Risk of PPHN and exposure to SSRIs (including fluoxetine): Exposure during late pregnancy to SSRIs, including fluoxetine, may have an increased risk for persistent pulmonary hypertension of the newborn (PPHN). PPHN occurs in 1-2 per 1,000 live births in the general population and is associated with substantial neonatal morbidity and mortality. In a retrospective case-control study of 377 women whose infants were born with PPHN and 836 women whose infants were born healthy, the risk for developing PPHN was approximately six-fold higher for infants exposed to SSRIs after the 20th week of gestation compared to infants who had not been exposed to antidepressants during pregnancy. A study of 831 324 infants born in Sweden in 1997-2005 found a PPHN risk ratio of 2.4 (95% CI 1.2-4.3) associated with patient-reported maternal use of SSRIs in "early pregnancy" and a PPHN risk ratio of 3.6 (95% CI 1.2-8.3) associated with a combination of patient-reported maternal use of SSRIs in "early pregnancy" and an antenatal SSRI prescription in "later pregnancy".
Nursing Women: Fluoxetine and its metabolites are excreted in breast milk, and have been observed to reach high levels in the plasma of nursing infants. Women who are taking pms-FLUOXETINE should not breast feed unless, in the opinion of the treating physician, breast feeding is necessary, in which case the infant should be closely monitored.

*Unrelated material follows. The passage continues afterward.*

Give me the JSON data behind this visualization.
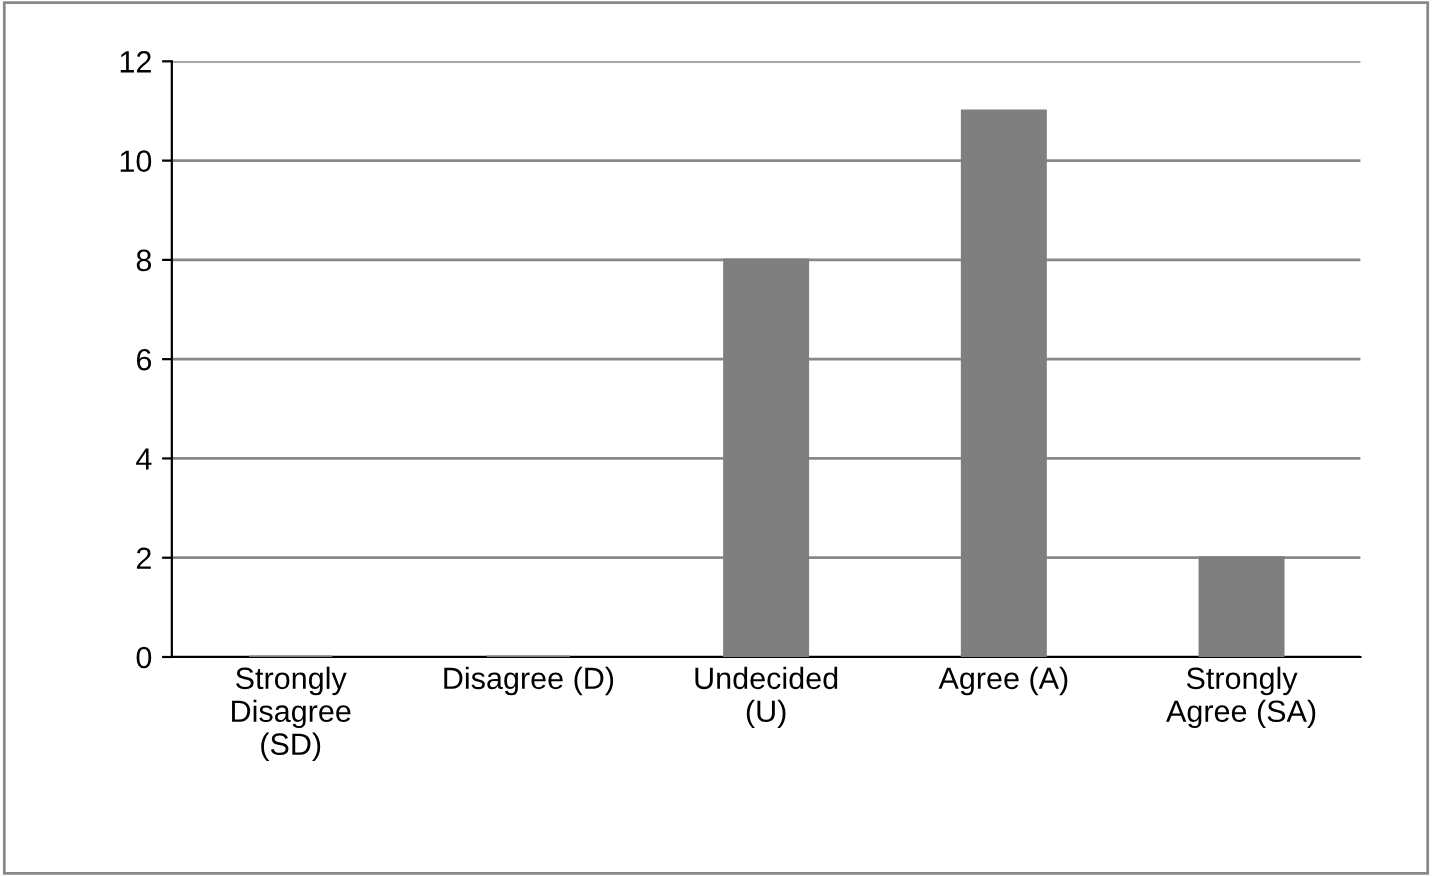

In one breast milk sample, the concentration of fluoxetine plus norfluoxetine was 70.4 ng/mL. The concentration in the mother's plasma was 295.0 ng/mL. No adverse effects on the infant were reported. In another case, a 6-week infant, nursed by a mother on fluoxetine, developed crying, decreased sleep, vomiting and watery stools. The breast milk showed concentrations of 69 ng/mL for fluoxetine and 90 ng/mL for norfluoxetine. In the infant's plasma, the concentrations of fluoxetine and norfluoxetine on the second day of feeding were 340 and 208 ng/mL, respectively.